Then Gilead the Gileadite spoke, wi
th lips pressed tight together as though he were straining to break an iron chain.
“Your father will not judge Israel. You shall fight and you shall judge.”
The elders were silent; their tongues failed them at the sound of these words.
Jephthah spoke quietly, like a fox, and as he spoke the yellow spark glimmered in his eye.
“If you are really and truly appointing me to be judge of Israel this day, then swear to me now in the name of our God.”
“As God hears and witnesses: you shall be judge.”
“A whore’s son shall be your leader,” Jephthah said, and he laughed so loudly that the horses were alarmed.
And the elders soundlessly repeated:
“Our leader.”
“Then clap this old man in irons at once. The judge of Israel commands you.”
“Jephthah, my son—”
“And cast him into the pit. I have spoken.”

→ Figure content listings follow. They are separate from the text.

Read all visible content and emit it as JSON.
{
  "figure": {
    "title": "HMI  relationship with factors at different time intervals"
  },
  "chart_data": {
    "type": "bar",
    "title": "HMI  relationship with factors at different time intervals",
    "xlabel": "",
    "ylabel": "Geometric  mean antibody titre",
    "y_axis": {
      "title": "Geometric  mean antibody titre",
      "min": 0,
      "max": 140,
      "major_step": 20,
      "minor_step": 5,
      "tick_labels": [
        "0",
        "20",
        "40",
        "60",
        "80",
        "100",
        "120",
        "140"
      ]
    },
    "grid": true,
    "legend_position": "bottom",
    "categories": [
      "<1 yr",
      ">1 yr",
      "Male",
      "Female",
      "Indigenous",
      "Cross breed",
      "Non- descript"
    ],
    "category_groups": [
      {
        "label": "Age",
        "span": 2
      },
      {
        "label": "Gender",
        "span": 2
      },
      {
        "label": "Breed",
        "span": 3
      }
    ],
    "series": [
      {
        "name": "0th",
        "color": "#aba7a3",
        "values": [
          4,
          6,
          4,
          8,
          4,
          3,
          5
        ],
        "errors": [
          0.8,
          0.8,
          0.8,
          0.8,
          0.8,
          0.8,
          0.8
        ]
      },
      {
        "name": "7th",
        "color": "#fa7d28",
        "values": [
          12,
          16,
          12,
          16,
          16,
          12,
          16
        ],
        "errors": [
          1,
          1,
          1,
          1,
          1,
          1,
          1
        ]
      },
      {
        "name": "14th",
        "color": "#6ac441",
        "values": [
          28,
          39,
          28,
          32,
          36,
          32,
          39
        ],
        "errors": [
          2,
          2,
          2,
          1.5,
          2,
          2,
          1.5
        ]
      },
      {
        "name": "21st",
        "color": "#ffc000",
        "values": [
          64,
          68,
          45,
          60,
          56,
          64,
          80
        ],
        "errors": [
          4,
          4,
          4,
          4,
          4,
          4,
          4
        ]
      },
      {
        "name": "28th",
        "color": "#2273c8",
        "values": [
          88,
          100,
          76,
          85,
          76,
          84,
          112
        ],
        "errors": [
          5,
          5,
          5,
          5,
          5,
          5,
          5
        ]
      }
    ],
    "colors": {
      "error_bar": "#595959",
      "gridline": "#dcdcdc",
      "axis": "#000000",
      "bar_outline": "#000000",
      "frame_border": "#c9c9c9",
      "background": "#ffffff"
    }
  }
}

The following day Jephthah inspected his army and appointed captains and commanders. He dispatched his brothers Jamin and Jemuel to assemble speedily all the fighting men among the tribes of Israel. And he sent his adjutant Azur the Gileadite with a message to Gatel king of Ammon:
“Get out of my land.”
At nightfall on the following day, the judge of Israel commanded a large tent of honor to be pitched in the middle of the camp, and he ordered his father Gilead to be brought up from the pit and installed in this tent and furnished with wine and servant girls. To his daughter Pitdah he said: If the old man dashes the wine pitcher to the ground and smashes it, tell the servants to hurry and bring him a fresh one quickly. If he breaks the second let them fetch him another, because this old man sometimes takes a fancy to the sound of breaking glass. Let him smash to his heart’s content. Only do not dare to enter the tent yourself; stop laughing now. Go.”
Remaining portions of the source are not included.